The physical media landscape is becoming increasingly complex as studios and distributors look for ways to halt multi-year declines in both the rental and retail channels - neither of which has been helped much by the introduction of Blu-ray Disc. Overall rental declines have begun slowing, thanks to growth in both the kiosk and subscription segments. Despite the continued decimation of the traditional rental segment, total rental spending is expected to stabilize over the next few years, but that's little consolation to studios, for whom that channel generates far less revenue per transaction. Three of six major studios have introduced windows to give store-based and digital channels an advantage over kiosk and subscription rental.

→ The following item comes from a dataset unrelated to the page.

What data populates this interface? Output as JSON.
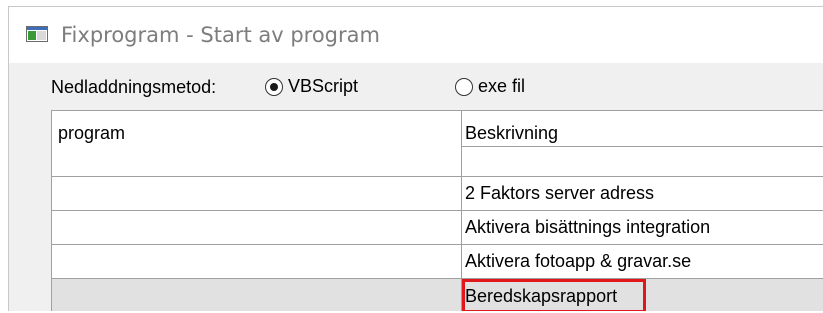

Universal, Fox and Warner have negotiated contracts implementing 28-day holdbacks of new rental titles in kiosks and mail-order, allowing those titles a month of exclusivity at bricks-and-mortar rental and retail outlets, and video-on-demand and network-delivered EST services. On the other hand, Paramount, Lionsgate and Sony signed no-holdback contracts with kiosk rental leader Coinstar subsidiary Redbox. Disney isn't in a long-term contract to go either way but generally releases to both the kiosk and subscription rental channels without holdback windows. And, in a move that surprised many, no-window Sony just went for a 28-day holdback for new-release Karate Kid (October 5) with Netflix, though not Redbox because of their long-term deal.